Publicado el 03/07/2018 a las 08:48
Este es el motivo y no otro. Porque han llegado las fiestas de esta gloriosa ciudad. Porque queremos honrar a nuestro santo patrón, y porque queremos olvidar todo lo pasado viviendo los Sanfermines con alegría y paz. Esta y no otra razón debe ser nuestro emblema para hacer un alto “¡sí!” durante estos días y olvidarnos de todo aquello (o aquellos) que por una causa u otra, sean de allá o de acá, parecen estar preparados siempre para aguarnos las fiestas a la menor que salta. Incluso diría más, hasta los panfletos y pancartas (eso sí, en dos idiomas o más…). Estas fiestas de San Fermín para un navarro, en primer lugar, son y deben ser de sentimiento, hermandad y alegría. Y eso, como la fe, se tiene o no se tiene. Cuando llegue el seis de julio, después de disparar el primer cohete, nos anudaremos todos el pañuelo y miles de gargantas gritarán con euforia y alegría “¡Viva San Fermín!”. Ese será nuestro comienzo. A la mañana siguiente, tendremos nuestro primer encierro: acto y costumbre de nuestra milenaria ciudad, tan unidos a nuestras fiestas como el patrono y la procesión - y que el uno sin el otro no podrían vivir -. Por la tarde el Riau-Riau, ese acto castizo y querido que por su mensaje interpretativo y con alegría lo hemos vivido aquí.

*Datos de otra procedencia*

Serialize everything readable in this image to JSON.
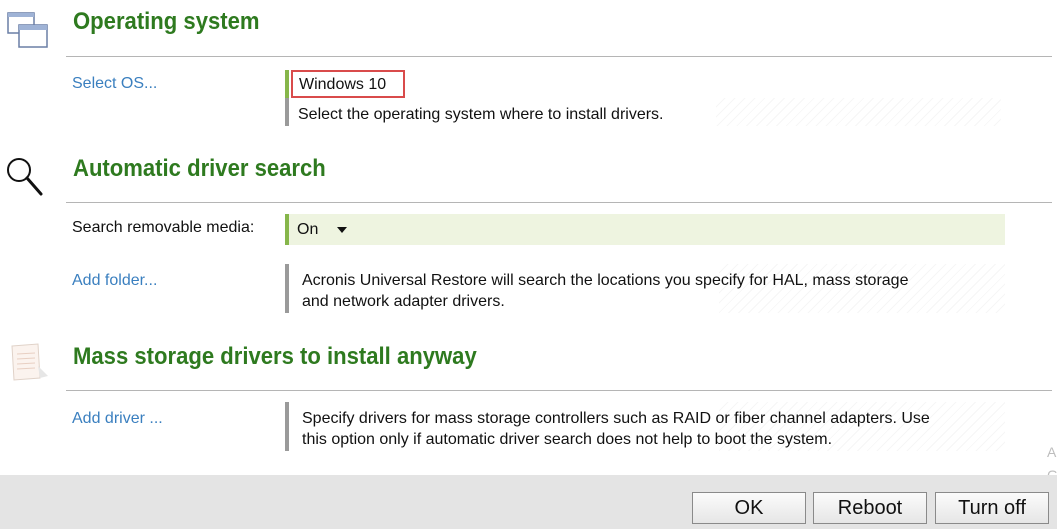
{
  "sections": {
    "os": {
      "title": "Operating system",
      "select_link": "Select OS...",
      "selected_os": "Windows 10",
      "description": "Select the operating system where to install drivers."
    },
    "auto_search": {
      "title": "Automatic driver search",
      "removable_label": "Search removable media:",
      "removable_value": "On",
      "add_folder_link": "Add folder...",
      "description_line1": "Acronis Universal Restore will search the locations you specify for HAL, mass storage",
      "description_line2": "and network adapter drivers."
    },
    "mass_storage": {
      "title": "Mass storage drivers to install anyway",
      "add_driver_link": "Add driver ...",
      "description_line1": "Specify drivers for mass storage controllers such as RAID or fiber channel adapters. Use",
      "description_line2": "this option only if automatic driver search does not help to boot the system."
    }
  },
  "footer": {
    "ok_label": "OK",
    "reboot_label": "Reboot",
    "turnoff_label": "Turn off"
  },
  "edge_glyphs": [
    "A",
    "G"
  ],
  "icons": [
    "windows-icon",
    "magnifier-icon",
    "document-icon"
  ],
  "colors": {
    "title_green": "#2e7a1f",
    "link_blue": "#3a7fbf",
    "highlight_red": "#d94b4b",
    "toggle_bg": "#eef4e0"
  }
}
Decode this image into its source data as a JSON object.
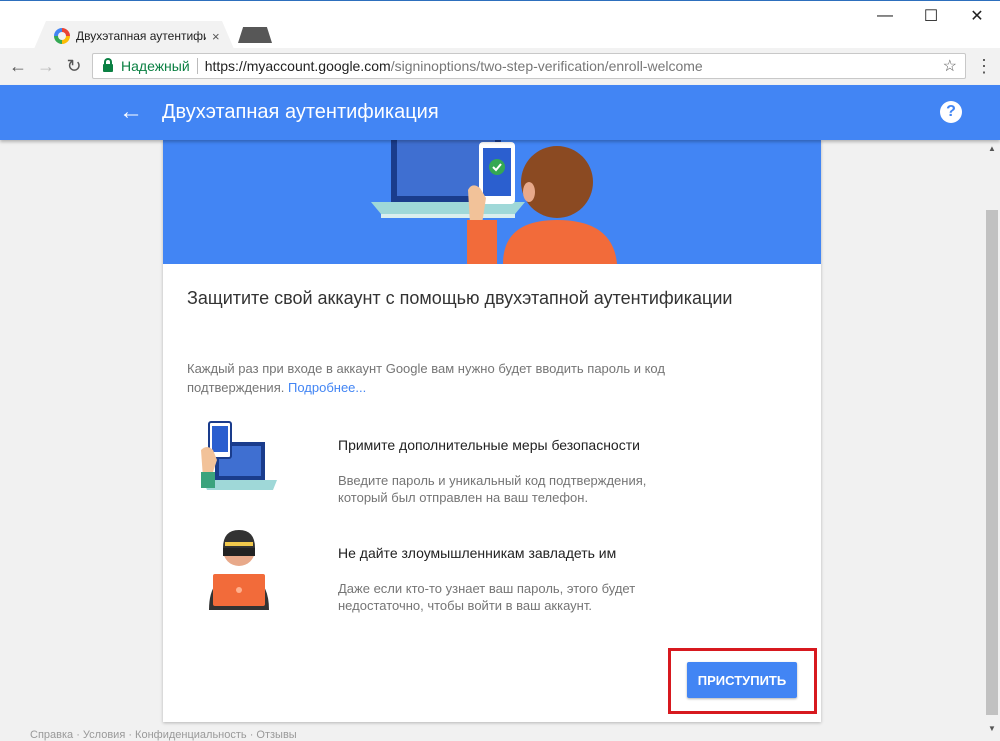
{
  "browser": {
    "tab_title": "Двухэтапная аутентифика",
    "tab_close": "×",
    "window": {
      "minimize": "—",
      "maximize": "☐",
      "close": "✕"
    },
    "nav": {
      "back": "←",
      "forward": "→",
      "reload": "↻"
    },
    "secure_label": "Надежный",
    "url_host": "https://myaccount.google.com",
    "url_path": "/signinoptions/two-step-verification/enroll-welcome",
    "star": "☆",
    "menu": "⋮"
  },
  "app": {
    "back": "←",
    "title": "Двухэтапная аутентификация",
    "help": "?"
  },
  "card": {
    "heading": "Защитите свой аккаунт с помощью двухэтапной аутентификации",
    "description": "Каждый раз при входе в аккаунт Google вам нужно будет вводить пароль и код подтверждения.",
    "learn_more": "Подробнее...",
    "features": [
      {
        "title": "Примите дополнительные меры безопасности",
        "text": "Введите пароль и уникальный код подтверждения, который был отправлен на ваш телефон."
      },
      {
        "title": "Не дайте злоумышленникам завладеть им",
        "text": "Даже если кто-то узнает ваш пароль, этого будет недостаточно, чтобы войти в ваш аккаунт."
      }
    ],
    "start_button": "ПРИСТУПИТЬ"
  },
  "scrollbar": {
    "up": "▲",
    "down": "▼"
  },
  "footer_text": "Справка · Условия · Конфиденциальность · Отзывы",
  "colors": {
    "accent": "#4285f4",
    "highlight": "#d7191f",
    "secure": "#0b8043"
  },
  "icons": [
    "google-favicon-icon",
    "lock-icon",
    "star-icon",
    "help-icon",
    "back-arrow-icon"
  ]
}
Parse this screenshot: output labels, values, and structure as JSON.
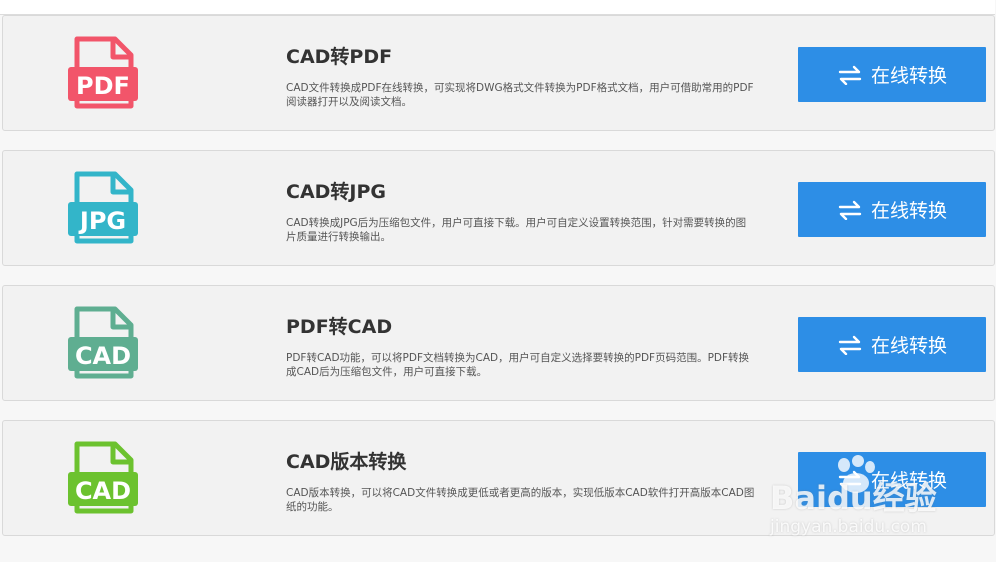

El día siete la procesión al santo patrón con gigantes, cabezudos y zaldikos acompañados de gaita y tamboril, arropados por mayores y pequeños en un colorido sin fin… Por la tarde, las tradicionales corridas de toros: esos mismos que al punto de la mañana corrieron nuestras calles detrás de los mozos entre sustos y gargantas rotas de madres y novias que piden y ruegan por dentro al capote de Fermín… Después los almuerzos, un poco de sosiego entre risas y bromas, una buena jota y a bailar con las charangas de allí y de aquí. El programa es tan extenso y variado que hay para todos los gustos, tanto para pequeños como para mayores. Pero si quieren un consejo, hay algo que siempre me fue bien a mí y creo que a la mayoría de aquí: lo mejor que uno puede hacer es el programa para sí. Y digo esto por años de experiencia, y porque que son tan grandes estas nuestras fiestas que lo mejor es meterse en ellas, dejarse llevar y dejar vivir… ¡Viva San Fermín!